Ghana’s fiscal consolidation efforts are gaining traction, as the government managed to stay aligned with its 2025 budget targets despite lower-than-projected revenues in the first quarter.
According to Dr. Johnson Pandit Asiama, Governor of the Bank of Ghana (BoG), provisional data on budget execution indicates that effective expenditure rationalisation helped offset the revenue shortfall, allowing the primary fiscal balance to improve on a commitment basis.

“The fiscal policy implementation has broadly aligned with the 2025 Budget. Although revenues fell below target in the first quarter, rationalisation measures were taken to keep the fiscal programme on track,” Dr. Asiama told journalists at the Monetary Policy Committee (MPC) briefing in Accra.

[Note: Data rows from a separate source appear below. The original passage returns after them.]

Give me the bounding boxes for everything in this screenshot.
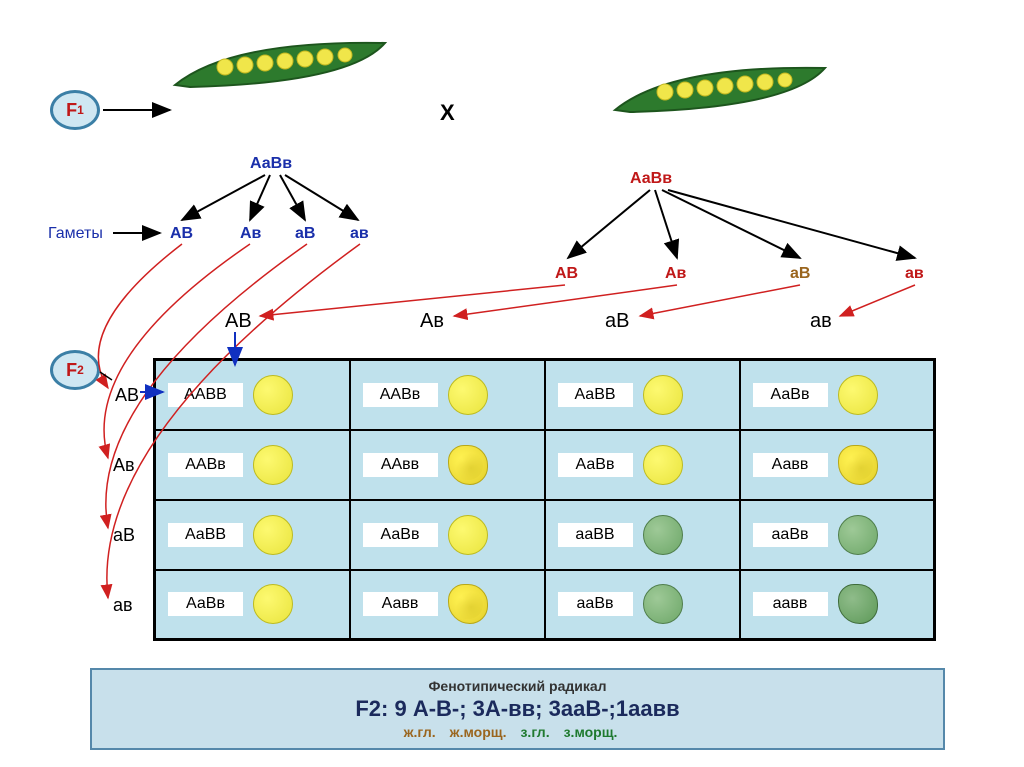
pea-phenotype-icon: [643, 375, 683, 415]
phenotype-part: ж.морщ.: [450, 724, 507, 740]
genotype-label: ааВв: [558, 592, 633, 616]
col-header: аВ: [605, 310, 629, 333]
genotype-label: АаВВ: [558, 383, 633, 407]
pea-phenotype-icon: [253, 375, 293, 415]
genotype-label: аавв: [753, 592, 828, 616]
pea-phenotype-icon: [448, 375, 488, 415]
genotype-label: ААвв: [363, 453, 438, 477]
gamete-right: ав: [905, 265, 924, 283]
gamete-right: Ав: [665, 265, 686, 283]
pea-phenotype-icon: [838, 515, 878, 555]
genotype-label: АаВВ: [168, 523, 243, 547]
pea-phenotype-icon: [253, 584, 293, 624]
punnett-cell: ААВв: [155, 430, 350, 500]
punnett-cell: ааВВ: [545, 500, 740, 570]
phenotype-part: з.гл.: [520, 724, 549, 740]
punnett-cell: ААВв: [350, 360, 545, 430]
pea-phenotype-icon: [643, 445, 683, 485]
cross-symbol: X: [440, 100, 455, 126]
pea-pod-left: [170, 35, 390, 90]
parent-left-genotype: АаВв: [250, 155, 292, 173]
genotype-label: ААВв: [363, 383, 438, 407]
pea-phenotype-icon: [448, 584, 488, 624]
pea-phenotype-icon: [643, 515, 683, 555]
phenotype-ratio-box: Фенотипический радикал F2: 9 А-В-; 3А-вв…: [90, 668, 945, 750]
genotype-label: ааВв: [753, 523, 828, 547]
col-header: Ав: [420, 310, 444, 333]
genotype-label: АаВв: [363, 523, 438, 547]
pea-phenotype-icon: [643, 584, 683, 624]
genotype-label: АаВв: [753, 383, 828, 407]
pea-phenotype-icon: [838, 445, 878, 485]
gamete-right: аВ: [790, 265, 810, 283]
punnett-cell: Аавв: [740, 430, 935, 500]
pea-phenotype-icon: [253, 445, 293, 485]
phenotype-part: ж.гл.: [404, 724, 436, 740]
f2-label: F2: [50, 350, 100, 390]
row-header: аВ: [113, 525, 135, 546]
punnett-cell: АаВв: [350, 500, 545, 570]
punnett-cell: АаВв: [740, 360, 935, 430]
gamete-left: Ав: [240, 225, 261, 243]
phenotype-part: з.морщ.: [564, 724, 618, 740]
gamete-right: АВ: [555, 265, 578, 283]
pea-phenotype-icon: [838, 584, 878, 624]
row-header: АВ: [115, 385, 139, 406]
parent-right-genotype: АаВв: [630, 170, 672, 188]
row-header: Ав: [113, 455, 135, 476]
col-header: АВ: [225, 310, 252, 333]
col-header: ав: [810, 310, 832, 333]
genotype-label: АаВв: [168, 592, 243, 616]
punnett-cell: аавв: [740, 570, 935, 640]
genotype-label: Аавв: [753, 453, 828, 477]
footer-phenotypes: ж.гл. ж.морщ. з.гл. з.морщ.: [112, 724, 923, 740]
f1-label: F1: [50, 90, 100, 130]
punnett-cell: Аавв: [350, 570, 545, 640]
punnett-cell: АаВВ: [155, 500, 350, 570]
punnett-cell: ааВв: [740, 500, 935, 570]
pea-phenotype-icon: [448, 445, 488, 485]
pea-pod-right: [610, 60, 830, 115]
gametes-label: Гаметы: [48, 225, 103, 243]
punnett-cell: ААвв: [350, 430, 545, 500]
pea-phenotype-icon: [838, 375, 878, 415]
punnett-cell: ААВВ: [155, 360, 350, 430]
punnett-cell: АаВв: [155, 570, 350, 640]
gamete-left: аВ: [295, 225, 315, 243]
footer-title: Фенотипический радикал: [112, 678, 923, 694]
genotype-label: ААВв: [168, 453, 243, 477]
genotype-label: АаВв: [558, 453, 633, 477]
row-header: ав: [113, 595, 133, 616]
footer-ratio: F2: 9 А-В-; 3А-вв; 3ааВ-;1аавв: [112, 696, 923, 722]
pea-phenotype-icon: [253, 515, 293, 555]
punnett-cell: ааВв: [545, 570, 740, 640]
genotype-label: Аавв: [363, 592, 438, 616]
punnett-cell: АаВВ: [545, 360, 740, 430]
genotype-label: ааВВ: [558, 523, 633, 547]
punnett-square: ААВВ ААВв АаВВ АаВв ААВв ААвв АаВв Аавв АаВВ АаВв…: [153, 358, 936, 641]
punnett-cell: АаВв: [545, 430, 740, 500]
genotype-label: ААВВ: [168, 383, 243, 407]
gamete-left: ав: [350, 225, 369, 243]
gamete-left: АВ: [170, 225, 193, 243]
pea-phenotype-icon: [448, 515, 488, 555]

As of March 2025, Ghana’s public debt stood at GH¢769.4 billion, representing 55.0% of GDP, down from GH¢726.7 billion (61.8% of GDP) at the end of December 2024. The decline in the debt-to-GDP ratio reflects prudent fiscal management and a rebound in nominal GDP, along with more stable macroeconomic conditions.
External Sector Bolsters Confidence
Complementing the domestic fiscal gains, Ghana’s external sector delivered one of its strongest performances in recent years. A provisional current account surplus of US$2.1 billion was recorded in the first quarter, buoyed by high global prices and increased export volumes of gold and cocoa, along with strong remittance inflows.

This current account surplus, despite net capital and financial account outflows, contributed to an overall Balance of Payments surplus of US$1.1 billion.
“These developments have significantly strengthened our external buffers,” Dr. Asiama noted.
Ghana’s Gross International Reserves (GIR) reached US$10.7 billion by end-April 2025, up from US$9.98 billion in December 2024, providing 4.7 months of import cover. This is the highest reserve level recorded in recent years and reflects disciplined reserve management and improved foreign exchange inflows.
Addressing the significance of the reserves, Dr. Asiama explained, “It’s desirable that we maintain a minimum of three months of import cover at all times. Currently, we are way above that. It’s more than adequate. It ensures our external resilience. Even if in the future we have any shocks confronting the country, we will have the necessary tools to protect the economy.”
He clarified that there is no upper cap on reserves, but a floor that should not be breached. “What we have now is at levels we are comfortable with,” he added.

Outlook Remains Positive
The Governor stated that the regulator remains optimistic about the outlook for the remainder of the year, citing favourable trends in gold and cocoa exports and sustained remittance flows. These external inflows are expected to support the cedi’s stability and help maintain inflationary control, reinforcing the broader macroeconomic recovery agenda.
Dr. Asiama stressed that continued fiscal consolidation will be key in sustaining the gains made so far. “Maintaining this trajectory through the 2025 fiscal year will further strengthen Ghana’s recovery process and enhance macroeconomic stability,” he added.